Using WHO's criteria of endemicity of hepatitis B virus countries with a carrier rate of less than 3% fall in the low endemic region, those with rates between 3-5% fall in intermediate and those above 5% in high endemic region.202 The previous review showed that the prevalence of hepatitis B in Pakistan is around 4% in general population.196 With a sizable pool of delta positive cases in some parts of Sindh Punjab and Baluchistan,196-98 and a low EPI coverage of hepatitis B vaccine in some districts203 there is a high chance that this viral infection will continue to cause a major disease burden in our country. To contain the disease strategies have to be laid down to improve immunization coverage. Studies on vertical transmission of HBeAg are scarce; and some published studies are not so much supportive to decide for introducing the birth dose hepatitis B vaccine. There is need to study the HBsAg status in vaccinated children and see if vaccination at 6 weeks should be continued or an extra dose should be given at day zero.
For HCV, the global figures are that about 3% of the world's population is suffering from this viral infection. In Pakistan the prevalence of HCV infection is around 5%.196 Pakistan has the highest rate of therapeutic intramuscular injections per person per year.124,127,128 Apart from the known risk factors of blood transfusion, reuse of syringes and improper sterilization of invasive medical devices; shaving by barbers is coming up as another source of spread of this disease. As no vaccine is available for its prevention therefore adherence to best clinical practices and standard operating procedures for sterilization and disposal of hospital waste must be practiced along with legislation against non compliant blood banks and hospitals.

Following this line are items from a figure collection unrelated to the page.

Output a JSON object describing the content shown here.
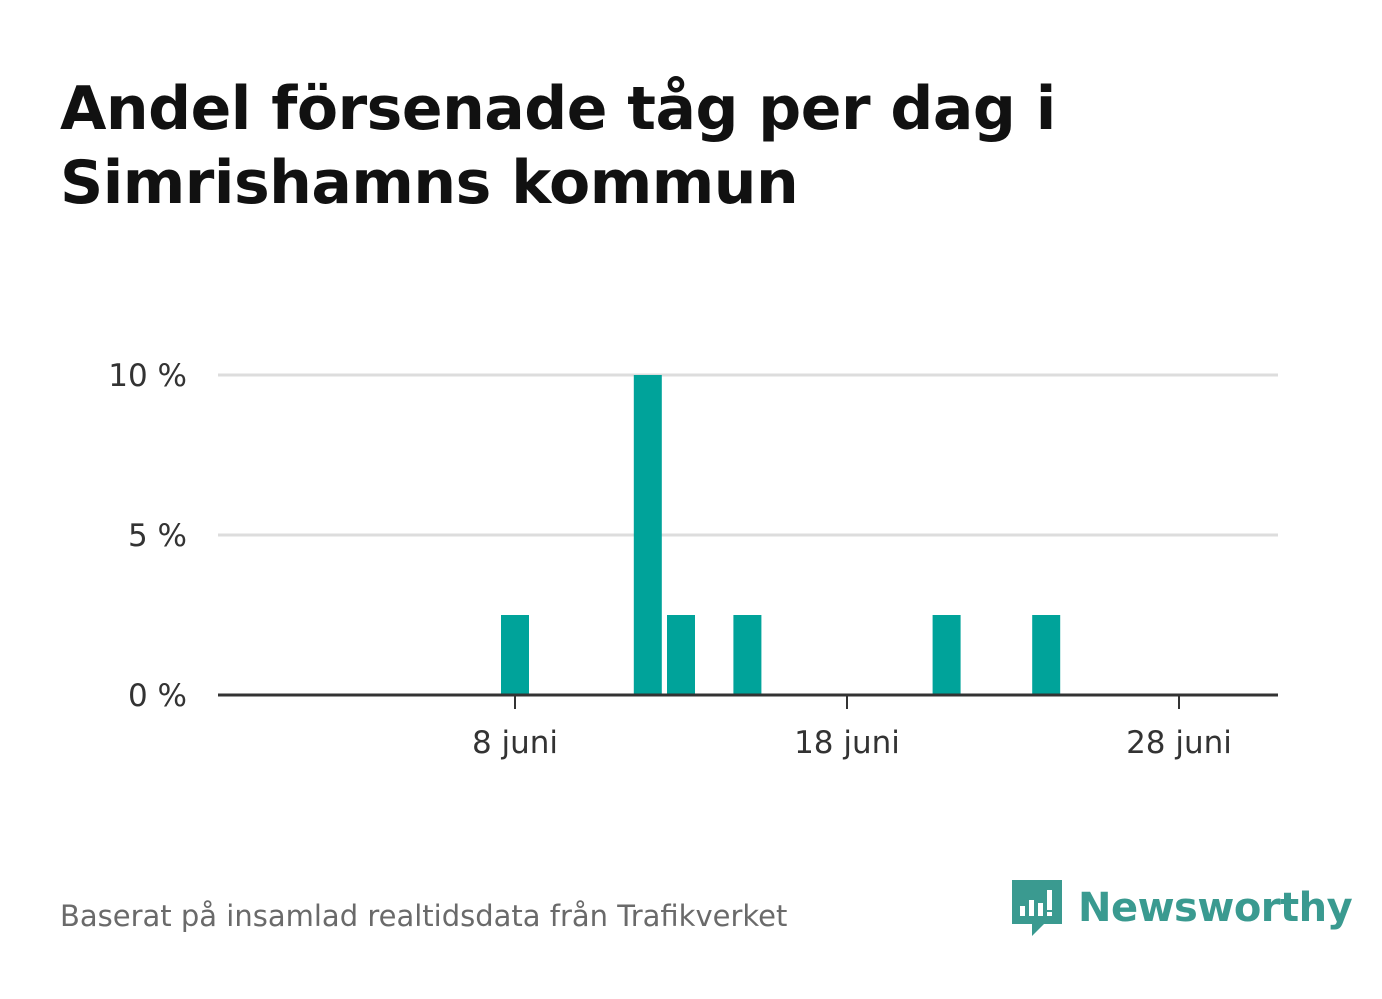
{
  "title": "Andel försenade tåg per dag i Simrishamns kommun",
  "source": "Baserat på insamlad realtidsdata från Trafikverket",
  "brand": {
    "name": "Newsworthy",
    "icon": "newsworthy-logo-icon",
    "color": "#3a9a90"
  },
  "colors": {
    "bar": "#00a39a",
    "grid": "#dddddd",
    "axis": "#333333"
  },
  "chart_data": {
    "type": "bar",
    "x": [
      1,
      2,
      3,
      4,
      5,
      6,
      7,
      8,
      9,
      10,
      11,
      12,
      13,
      14,
      15,
      16,
      17,
      18,
      19,
      20,
      21,
      22,
      23,
      24,
      25,
      26,
      27,
      28,
      29,
      30
    ],
    "values": [
      0,
      0,
      0,
      0,
      0,
      0,
      0,
      2.5,
      0,
      0,
      0,
      10,
      2.5,
      0,
      2.5,
      0,
      0,
      0,
      0,
      0,
      2.5,
      0,
      0,
      2.5,
      0,
      0,
      0,
      0,
      0,
      0
    ],
    "xunit": "juni",
    "xticks": [
      {
        "value": 8,
        "label": "8 juni"
      },
      {
        "value": 18,
        "label": "18 juni"
      },
      {
        "value": 28,
        "label": "28 juni"
      }
    ],
    "yticks": [
      {
        "value": 0,
        "label": "0 %"
      },
      {
        "value": 5,
        "label": "5 %"
      },
      {
        "value": 10,
        "label": "10 %"
      }
    ],
    "ylim": [
      0,
      10
    ],
    "xlim": [
      0,
      30
    ],
    "xlabel": "",
    "ylabel": "",
    "grid": true,
    "legend": "none"
  }
}
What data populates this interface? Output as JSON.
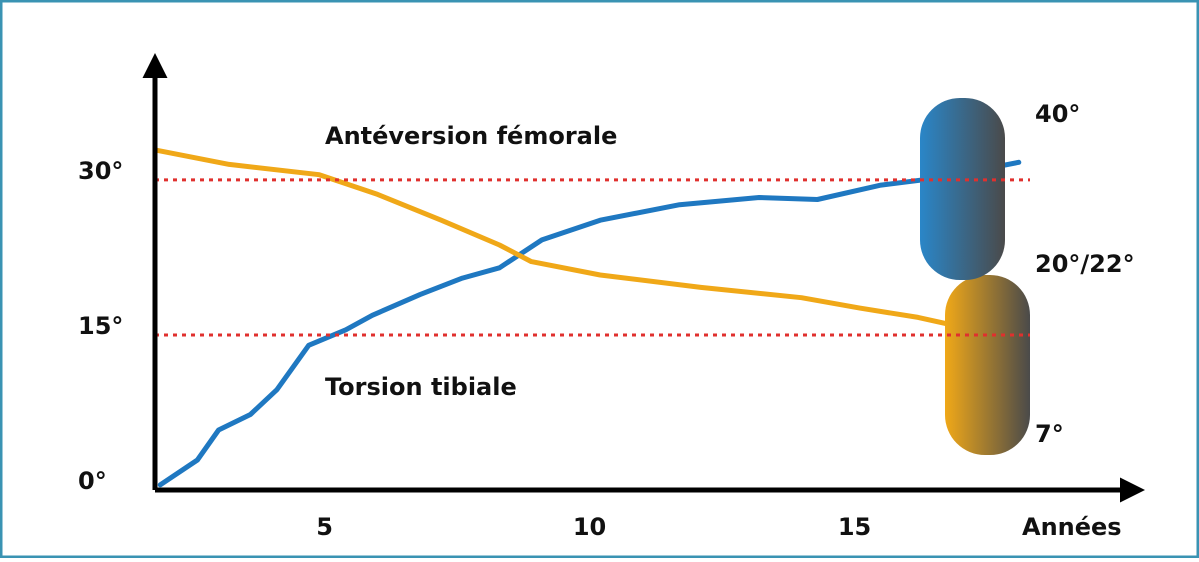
{
  "chart_data": {
    "type": "line",
    "xlim": [
      1.8,
      20.5
    ],
    "xticks": [
      5,
      10,
      15
    ],
    "xlabel": "Années",
    "ylim": [
      0,
      41.6
    ],
    "yticks": [
      {
        "value": 0,
        "label": "0°"
      },
      {
        "value": 15,
        "label": "15°"
      },
      {
        "value": 30,
        "label": "30°"
      }
    ],
    "grid": true,
    "grid_color": "#e0302e",
    "series": [
      {
        "name": "Torsion tibiale",
        "color": "#1f78c1",
        "x": [
          1.9,
          2.6,
          3.0,
          3.6,
          4.1,
          4.7,
          5.4,
          5.9,
          6.8,
          7.6,
          8.3,
          9.1,
          10.2,
          11.7,
          13.2,
          14.3,
          15.5,
          16.6,
          18.1
        ],
        "values": [
          0.5,
          2.9,
          5.8,
          7.3,
          9.7,
          14.0,
          15.5,
          16.9,
          18.9,
          20.5,
          21.5,
          24.2,
          26.1,
          27.6,
          28.3,
          28.1,
          29.5,
          30.2,
          31.7
        ]
      },
      {
        "name": "Antéversion fémorale",
        "color": "#f0a818",
        "x": [
          1.8,
          3.2,
          4.9,
          6.0,
          7.2,
          8.3,
          8.9,
          10.2,
          12.1,
          14.0,
          15.1,
          16.2,
          17.7
        ],
        "values": [
          32.9,
          31.5,
          30.5,
          28.6,
          26.1,
          23.7,
          22.1,
          20.8,
          19.6,
          18.6,
          17.6,
          16.7,
          15.0
        ]
      }
    ],
    "annotations": [
      "40°",
      "20°/22°",
      "7°"
    ]
  }
}
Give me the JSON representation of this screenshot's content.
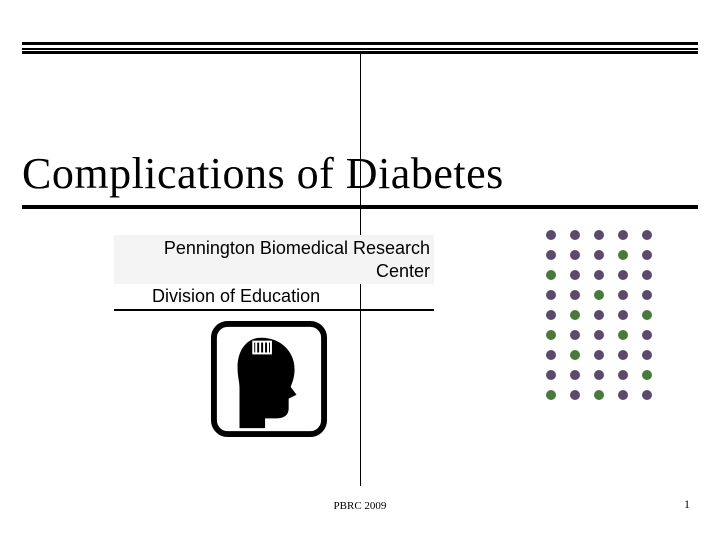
{
  "title": "Complications of Diabetes",
  "subtitle": {
    "line1": "Pennington Biomedical Research Center",
    "line2": "Division of Education",
    "highlight_bg": "#f4f4f4"
  },
  "footer": {
    "center": "PBRC 2009",
    "page": "1"
  },
  "dot_grid": {
    "rows": 9,
    "cols": 5,
    "dot_size": 10,
    "colors": [
      "#5c4a6e",
      "#5c4a6e",
      "#5c4a6e",
      "#5c4a6e",
      "#5c4a6e",
      "#5c4a6e",
      "#5c4a6e",
      "#5c4a6e",
      "#4a7a3a",
      "#5c4a6e",
      "#4a7a3a",
      "#5c4a6e",
      "#5c4a6e",
      "#5c4a6e",
      "#5c4a6e",
      "#5c4a6e",
      "#5c4a6e",
      "#4a7a3a",
      "#5c4a6e",
      "#5c4a6e",
      "#5c4a6e",
      "#4a7a3a",
      "#5c4a6e",
      "#5c4a6e",
      "#4a7a3a",
      "#4a7a3a",
      "#5c4a6e",
      "#5c4a6e",
      "#4a7a3a",
      "#5c4a6e",
      "#5c4a6e",
      "#4a7a3a",
      "#5c4a6e",
      "#5c4a6e",
      "#5c4a6e",
      "#5c4a6e",
      "#5c4a6e",
      "#5c4a6e",
      "#5c4a6e",
      "#4a7a3a",
      "#4a7a3a",
      "#5c4a6e",
      "#4a7a3a",
      "#5c4a6e",
      "#5c4a6e"
    ]
  },
  "colors": {
    "background": "#ffffff",
    "title_fontsize": 44,
    "subtitle_fontsize": 18,
    "footer_fontsize": 11
  },
  "logo": {
    "border_color": "#000000",
    "fill_color": "#000000"
  }
}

Clinical significance of HBV and HCV serotypes is important to see the disease response to treatment and progression. Of the HBV serotypes, type A and D are associated with cirrhosis of the liver and type C with liver cancer. Studies from Sindh show higher frequency of genotype D,183-85 while those from Punjab show more HBV genotype C182 which is associated with the development of cirrhosis and HCC as well as lower response rate to interferon or nucleoside analogue therapy as compared to genotype B.182
In hepatitis C six serotypes have been identified.1-6 Global studies have shown that serotype 3 is most easy to treat with a cure rate of around 80 percent.204 In Pakistan serotype 3 is most common. Most studies show about 50-70% sustained viral response with interferon therapy for 6 months.205-207
There is no national data on the leading causes of admissions to hospitals in Pakistan and the contribution of liver disease to overall mortality. One study from Peshawar showed 23% of total admissions of gastroenterology in a year were made for liver diseases.208 Khokhar et al181 reviewed twelve months admission data to see the cause of deaths in 283 cases out of 8529 admissions. There were 160 deaths related to medical causes, including 33 (20.6%) deaths from chronic liver disease.
Keeping in view the high disease burden of viral hepatitis infections and severity of its complications from hepatitis to cirrhosis and cancer, the Prime Minister of Pakistan launched a hepatitis prevention and control programme in collaboration with the ministry of health, the provincial health departments, to reduce the disease prevalence and incidence.